Joins, Predicates, and Statistics in SQL Server

on December 8, 2015

Joins can be tricky. And where you put your ‘where’ clause may mean more than you think!

Take these two queries from the AdventureWorksDW sample database. The queries are both looking for data where SalesTerritoryCountry = ‘NA’ and they have the same joins, but the first query has a predicate on SalesTerritoryCountry while the second has a predicate on SalesTerritoryKey.

/* Query 1: Predicate on SalesTerritoryCountry */ select ProductKey, OrderDateKey, DueDateKey, ShipDateKey, CustomerKey, PromotionKey, CurrencyKey, fis.SalesTerritoryKey, SalesOrderNumber, SalesOrderLineNumber, RevisionNumber, OrderQuantity, UnitPrice, ExtendedAmount, UnitPriceDiscountPct, DiscountAmount, ProductStandardCost, TotalProductCost, SalesAmount, TaxAmt, Freight, CarrierTrackingNumber, CustomerPONumber, OrderDate, DueDate, ShipDate from dbo.FactInternetSales fis join dbo.DimSalesTerritory st on fis.SalesTerritoryKey=st.SalesTerritoryKey where st.SalesTerritoryCountry = N’NA' GO

/* Query 2: Predicate on SalesTerritoryKey (for the exact same country) */ select ProductKey, OrderDateKey, DueDateKey, ShipDateKey, CustomerKey, PromotionKey, CurrencyKey, fis.SalesTerritoryKey, SalesOrderNumber, SalesOrderLineNumber, RevisionNumber, OrderQuantity, UnitPrice, ExtendedAmount, UnitPriceDiscountPct, DiscountAmount, ProductStandardCost, TotalProductCost, SalesAmount, TaxAmt, Freight, CarrierTrackingNumber, CustomerPONumber, OrderDate, DueDate, ShipDate from dbo.FactInternetSales fis join dbo.DimSalesTerritory st on fis.SalesTerritoryKey=st.SalesTerritoryKey where st.SalesTerritoryKey = 11; GO

Take a look at the difference in their estimated execution plans:1_estimated_plan_differences

Although these queries return the same data, the plans and performance are very different. Query 1 (predicate written against SalesTerritoryCountry) estimates too high and chooses a much larger plan than it needs. It doesn’t have a clue that there are zero rows for SalesTerritoryCountry = ‘NA’.

2_query_comparison

Hash joins aren’t necessarily bad, but we don’t need one for this query. Why do the heavy lifting for no rows?

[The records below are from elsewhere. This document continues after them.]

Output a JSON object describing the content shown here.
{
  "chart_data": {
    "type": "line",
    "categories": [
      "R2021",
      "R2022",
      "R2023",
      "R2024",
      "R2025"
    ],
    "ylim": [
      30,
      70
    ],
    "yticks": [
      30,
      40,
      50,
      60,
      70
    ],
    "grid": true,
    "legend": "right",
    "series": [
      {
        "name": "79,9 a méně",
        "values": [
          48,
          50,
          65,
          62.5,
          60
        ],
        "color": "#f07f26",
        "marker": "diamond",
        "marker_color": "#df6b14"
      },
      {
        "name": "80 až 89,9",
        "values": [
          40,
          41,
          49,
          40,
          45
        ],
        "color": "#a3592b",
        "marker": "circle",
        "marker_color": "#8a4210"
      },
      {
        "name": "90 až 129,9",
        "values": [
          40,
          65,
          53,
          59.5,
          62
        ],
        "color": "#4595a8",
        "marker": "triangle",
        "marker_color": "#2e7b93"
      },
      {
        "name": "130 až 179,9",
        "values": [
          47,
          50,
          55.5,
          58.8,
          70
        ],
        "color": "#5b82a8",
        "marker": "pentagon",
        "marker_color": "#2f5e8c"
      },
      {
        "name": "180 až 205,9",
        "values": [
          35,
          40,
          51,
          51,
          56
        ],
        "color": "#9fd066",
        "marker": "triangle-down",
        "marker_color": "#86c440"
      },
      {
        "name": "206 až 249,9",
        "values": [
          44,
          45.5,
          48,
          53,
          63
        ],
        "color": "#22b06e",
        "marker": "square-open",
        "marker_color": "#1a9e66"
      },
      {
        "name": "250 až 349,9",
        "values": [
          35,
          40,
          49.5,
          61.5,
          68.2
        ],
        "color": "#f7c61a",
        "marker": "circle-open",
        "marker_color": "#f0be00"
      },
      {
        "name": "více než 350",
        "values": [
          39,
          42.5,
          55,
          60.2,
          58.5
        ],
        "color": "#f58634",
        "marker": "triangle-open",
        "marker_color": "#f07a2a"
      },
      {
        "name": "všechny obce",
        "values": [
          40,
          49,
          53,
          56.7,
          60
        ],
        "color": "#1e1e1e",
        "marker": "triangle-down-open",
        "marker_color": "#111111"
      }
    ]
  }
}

Where is Query #1 Getting That 6,039.8 Row Estimate?

SQL Server uses statistics for estimates. It’s using them for both of these queries, just in different ways. For the query “where st.SalesTerritoryCountry = N’NA'”, it uses two statistics:

dbo.DimSalesTerritory This is a small dimension table. SQL Server uses a column statistic on the SalesTerritoryCountry column. It’s able to look the value NA up in a detailed histogram that describes the data distribution to see that there’s just one row for that value in the table. Super simple!

3_statistics_dimension

dbo.FactInternetSales Things get more complicated here. The FactInternetSales table doesn’t know anything about SalesTerritoryCountry. It only has the column SalesTerritoryKey.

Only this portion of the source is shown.